When a request arrives, the server verifies the signature and reads the claims directly from the token. Any instance can verify any token independently, with no inter-server communication and no round-trip to a store. This is the architecture used by Google, GitHub, and most modern microservice systems.

Trade-offs to understand:

Token revocation is hard. A JWT is valid until it expires. If you need to invalidate a session immediately (e.g., account compromise), you must either maintain a small blocklist (defeating some of the statelessness) or use very short expiry times (~15 minutes) with refresh tokens.
Token size. A JWT with standard claims is ~300–500 bytes, sent on every request. A session cookie is 32 bytes. At very high volume, the difference in header parsing is measurable (though rarely the bottleneck).
Sensitive data in tokens. JWTs are base-64 encoded, not encrypted. Do not put secrets or PII in the payload unless you use JWE (encrypted JWTs).

Session-store approach requires a Redis round-trip on every request; JWT approach verifies the token in-process (CPU only) and goes straight to the database.

Comparing the Three Approaches

Choosing between these strategies depends on your application's requirements:

Sticky sessions — Appropriate only for legacy applications that cannot be modified and where occasional session loss on restart is acceptable. Avoid for new systems.
Centralised session store (Redis) — The best default for most server-rendered web applications, or any app with server-side state that needs to be immediately revocable (e.g., banking, admin tools). Latency overhead is small; operational simplicity is high.
Stateless JWT / signed cookies — Best for microservice architectures, mobile apps, and public APIs where many independent services must validate identity without a shared store. Requires careful token lifecycle management.

Beyond Sessions: Other Shared State Pitfalls

Sessions are the most visible shared-state problem, but not the only one. Watch for:

In-process caches — A cache warm-up on Server 1 is cold on Server 2. Use a shared cache (Redis) for data that all instances need.
Local file writes — Uploading a file to the local filesystem of App Server 1 means it is invisible to App Server 2. Use object storage (S3, GCS, Azure Blob) instead.
Scheduled jobs — If each instance runs a cron job, the job runs N times. Use a distributed lock or a dedicated job scheduler to ensure exactly-once execution.
WebSocket connections — A WebSocket connection is pinned to one server. Broadcasting a message to all clients of a user requires a pub/sub layer (Redis Pub/Sub, Ably, Pusher) so any server can publish to any connection regardless of which server holds it.

The golden rule of horizontal scaling: Any state that must survive a request must live outside the application process. Application instances must be disposable — spin up in seconds, shut down without ceremony, and be fully replaceable by any identical instance.
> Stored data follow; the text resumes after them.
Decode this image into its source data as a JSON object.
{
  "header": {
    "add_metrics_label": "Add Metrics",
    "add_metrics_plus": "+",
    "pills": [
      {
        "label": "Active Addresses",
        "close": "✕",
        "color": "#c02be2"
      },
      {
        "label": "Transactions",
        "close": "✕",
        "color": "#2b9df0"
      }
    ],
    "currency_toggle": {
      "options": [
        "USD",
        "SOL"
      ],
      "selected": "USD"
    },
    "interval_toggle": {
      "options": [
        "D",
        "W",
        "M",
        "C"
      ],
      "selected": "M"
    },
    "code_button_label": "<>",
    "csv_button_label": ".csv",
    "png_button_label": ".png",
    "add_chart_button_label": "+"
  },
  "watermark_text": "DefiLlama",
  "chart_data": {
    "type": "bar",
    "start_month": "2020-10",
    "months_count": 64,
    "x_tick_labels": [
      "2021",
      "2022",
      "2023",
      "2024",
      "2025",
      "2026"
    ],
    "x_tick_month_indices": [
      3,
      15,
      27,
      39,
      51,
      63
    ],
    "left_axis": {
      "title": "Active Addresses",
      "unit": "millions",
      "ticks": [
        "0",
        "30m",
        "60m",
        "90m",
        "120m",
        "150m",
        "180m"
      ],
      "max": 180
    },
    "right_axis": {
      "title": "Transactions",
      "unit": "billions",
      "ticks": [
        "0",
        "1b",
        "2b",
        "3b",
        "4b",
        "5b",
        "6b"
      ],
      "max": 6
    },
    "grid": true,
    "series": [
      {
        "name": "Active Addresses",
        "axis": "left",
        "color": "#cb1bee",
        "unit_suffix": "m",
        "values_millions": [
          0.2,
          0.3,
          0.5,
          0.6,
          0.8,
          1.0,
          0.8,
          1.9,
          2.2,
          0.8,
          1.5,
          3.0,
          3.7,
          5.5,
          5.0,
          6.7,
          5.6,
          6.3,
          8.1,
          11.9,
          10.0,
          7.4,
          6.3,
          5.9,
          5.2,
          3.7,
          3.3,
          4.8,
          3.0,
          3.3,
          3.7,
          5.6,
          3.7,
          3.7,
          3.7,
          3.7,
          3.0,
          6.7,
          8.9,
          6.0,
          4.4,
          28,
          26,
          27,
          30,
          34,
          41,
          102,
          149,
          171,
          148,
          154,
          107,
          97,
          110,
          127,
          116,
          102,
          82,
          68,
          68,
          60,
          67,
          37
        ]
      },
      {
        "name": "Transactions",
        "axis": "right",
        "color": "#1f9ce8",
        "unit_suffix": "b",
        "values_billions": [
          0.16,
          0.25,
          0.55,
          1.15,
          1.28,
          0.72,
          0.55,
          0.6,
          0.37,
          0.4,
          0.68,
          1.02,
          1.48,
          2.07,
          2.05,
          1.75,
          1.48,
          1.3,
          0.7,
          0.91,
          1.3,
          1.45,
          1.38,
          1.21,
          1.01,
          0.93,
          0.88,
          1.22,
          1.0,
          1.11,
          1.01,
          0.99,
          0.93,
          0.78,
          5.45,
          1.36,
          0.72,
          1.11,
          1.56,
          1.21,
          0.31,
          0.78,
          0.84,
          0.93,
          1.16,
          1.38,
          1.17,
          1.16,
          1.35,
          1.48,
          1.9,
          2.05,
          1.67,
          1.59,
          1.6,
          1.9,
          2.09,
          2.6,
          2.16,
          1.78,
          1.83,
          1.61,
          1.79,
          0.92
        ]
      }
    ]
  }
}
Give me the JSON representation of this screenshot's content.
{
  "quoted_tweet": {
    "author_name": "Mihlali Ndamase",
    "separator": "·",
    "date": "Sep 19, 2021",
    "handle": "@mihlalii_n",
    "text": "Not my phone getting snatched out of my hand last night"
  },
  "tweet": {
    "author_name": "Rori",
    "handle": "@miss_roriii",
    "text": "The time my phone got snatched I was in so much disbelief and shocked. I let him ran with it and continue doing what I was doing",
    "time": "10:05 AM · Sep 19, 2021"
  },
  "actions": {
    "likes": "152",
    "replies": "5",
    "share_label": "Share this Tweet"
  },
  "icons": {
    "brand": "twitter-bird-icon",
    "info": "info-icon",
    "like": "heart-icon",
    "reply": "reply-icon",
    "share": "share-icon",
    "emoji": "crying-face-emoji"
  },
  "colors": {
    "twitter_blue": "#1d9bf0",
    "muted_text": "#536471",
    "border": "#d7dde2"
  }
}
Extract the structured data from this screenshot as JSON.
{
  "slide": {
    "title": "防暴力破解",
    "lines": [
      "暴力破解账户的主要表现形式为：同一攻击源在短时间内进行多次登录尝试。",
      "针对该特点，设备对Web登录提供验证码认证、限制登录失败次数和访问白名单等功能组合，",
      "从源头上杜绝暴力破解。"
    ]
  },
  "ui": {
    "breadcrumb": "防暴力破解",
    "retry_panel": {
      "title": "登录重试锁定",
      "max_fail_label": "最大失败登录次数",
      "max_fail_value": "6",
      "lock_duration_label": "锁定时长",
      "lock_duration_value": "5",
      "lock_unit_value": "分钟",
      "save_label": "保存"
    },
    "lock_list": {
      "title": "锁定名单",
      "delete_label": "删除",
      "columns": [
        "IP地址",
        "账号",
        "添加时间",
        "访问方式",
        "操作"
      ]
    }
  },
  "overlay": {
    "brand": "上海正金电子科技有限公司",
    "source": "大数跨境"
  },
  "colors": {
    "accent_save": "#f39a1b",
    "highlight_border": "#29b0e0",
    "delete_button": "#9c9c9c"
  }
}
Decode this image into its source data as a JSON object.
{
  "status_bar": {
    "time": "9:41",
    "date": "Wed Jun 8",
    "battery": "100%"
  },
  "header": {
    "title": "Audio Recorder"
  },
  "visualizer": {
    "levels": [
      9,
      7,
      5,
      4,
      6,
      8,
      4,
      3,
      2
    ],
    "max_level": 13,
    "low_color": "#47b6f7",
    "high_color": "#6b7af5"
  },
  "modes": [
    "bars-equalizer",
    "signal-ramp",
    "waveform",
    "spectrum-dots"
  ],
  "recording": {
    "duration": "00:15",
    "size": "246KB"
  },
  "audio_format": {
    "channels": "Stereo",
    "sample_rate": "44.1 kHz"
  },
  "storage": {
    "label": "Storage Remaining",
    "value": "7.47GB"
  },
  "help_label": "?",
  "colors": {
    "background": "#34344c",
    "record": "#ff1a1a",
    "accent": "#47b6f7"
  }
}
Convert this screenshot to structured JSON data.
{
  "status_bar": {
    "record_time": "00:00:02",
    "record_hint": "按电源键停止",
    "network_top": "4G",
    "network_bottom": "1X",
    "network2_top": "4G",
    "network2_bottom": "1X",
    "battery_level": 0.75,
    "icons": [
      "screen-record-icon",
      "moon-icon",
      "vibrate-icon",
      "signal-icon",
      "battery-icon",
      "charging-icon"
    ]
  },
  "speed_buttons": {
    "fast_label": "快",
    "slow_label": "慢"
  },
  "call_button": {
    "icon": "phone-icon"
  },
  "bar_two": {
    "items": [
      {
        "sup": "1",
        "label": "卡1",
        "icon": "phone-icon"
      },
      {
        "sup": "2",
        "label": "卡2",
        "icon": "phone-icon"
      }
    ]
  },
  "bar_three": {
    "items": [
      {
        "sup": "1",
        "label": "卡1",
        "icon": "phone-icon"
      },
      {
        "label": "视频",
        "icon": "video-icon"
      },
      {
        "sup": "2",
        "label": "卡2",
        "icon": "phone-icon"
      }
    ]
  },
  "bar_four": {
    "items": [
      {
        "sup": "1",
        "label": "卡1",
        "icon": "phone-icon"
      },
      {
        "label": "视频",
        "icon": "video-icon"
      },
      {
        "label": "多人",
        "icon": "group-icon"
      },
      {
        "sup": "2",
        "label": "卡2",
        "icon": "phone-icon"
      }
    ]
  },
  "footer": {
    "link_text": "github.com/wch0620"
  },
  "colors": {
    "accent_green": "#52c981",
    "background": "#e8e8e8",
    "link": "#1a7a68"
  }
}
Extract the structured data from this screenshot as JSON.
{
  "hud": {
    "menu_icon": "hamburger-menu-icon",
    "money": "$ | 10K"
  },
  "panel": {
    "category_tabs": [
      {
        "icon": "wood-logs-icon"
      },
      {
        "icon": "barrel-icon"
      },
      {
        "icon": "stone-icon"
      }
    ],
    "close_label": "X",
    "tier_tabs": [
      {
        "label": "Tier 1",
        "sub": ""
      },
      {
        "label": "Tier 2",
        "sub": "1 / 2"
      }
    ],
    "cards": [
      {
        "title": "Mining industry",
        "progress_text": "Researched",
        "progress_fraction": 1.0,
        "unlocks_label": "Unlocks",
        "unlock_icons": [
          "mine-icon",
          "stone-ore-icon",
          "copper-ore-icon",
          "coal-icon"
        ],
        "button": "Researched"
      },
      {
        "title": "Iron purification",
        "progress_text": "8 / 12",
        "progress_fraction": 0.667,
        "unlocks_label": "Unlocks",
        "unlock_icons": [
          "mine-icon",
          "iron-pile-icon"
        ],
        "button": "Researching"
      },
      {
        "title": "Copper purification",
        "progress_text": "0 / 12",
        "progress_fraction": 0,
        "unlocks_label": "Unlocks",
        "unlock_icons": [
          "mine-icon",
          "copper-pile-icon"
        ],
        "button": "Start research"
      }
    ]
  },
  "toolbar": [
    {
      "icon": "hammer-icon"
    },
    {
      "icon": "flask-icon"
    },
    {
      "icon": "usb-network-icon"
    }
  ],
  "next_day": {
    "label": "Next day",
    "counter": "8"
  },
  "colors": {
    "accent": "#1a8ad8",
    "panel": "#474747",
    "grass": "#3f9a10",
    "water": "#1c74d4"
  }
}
Deployment Mechanics: Rolling Deploys and Blue-Green

Once your application tier is stateless, deploying new versions without downtime becomes straightforward. Two common patterns:

Rolling deploy: Replace instances one at a time (or a few at a time). The load balancer drains traffic from each instance before it is stopped (connection draining), waits for in-flight requests to complete, then brings up the new version. At no point are all instances down simultaneously. GitHub deploys this way hundreds of times per day.
Blue-green deploy: Maintain two identical environments (blue and green). The live load balancer points at blue. You deploy the new version to green, run smoke tests, then flip the load balancer to green in seconds. If anything is wrong, flip back to blue. Zero downtime and instant rollback.

Neither pattern is possible with sticky sessions, because moving traffic away from an instance would log out all users pinned to it. Stateless sessions make both patterns trivial.

Connection draining: Always configure your load balancer with a draining timeout (typically 30–120 seconds). This allows the deregistered instance to finish all in-flight requests before it shuts down, preventing half-processed transactions from being aborted.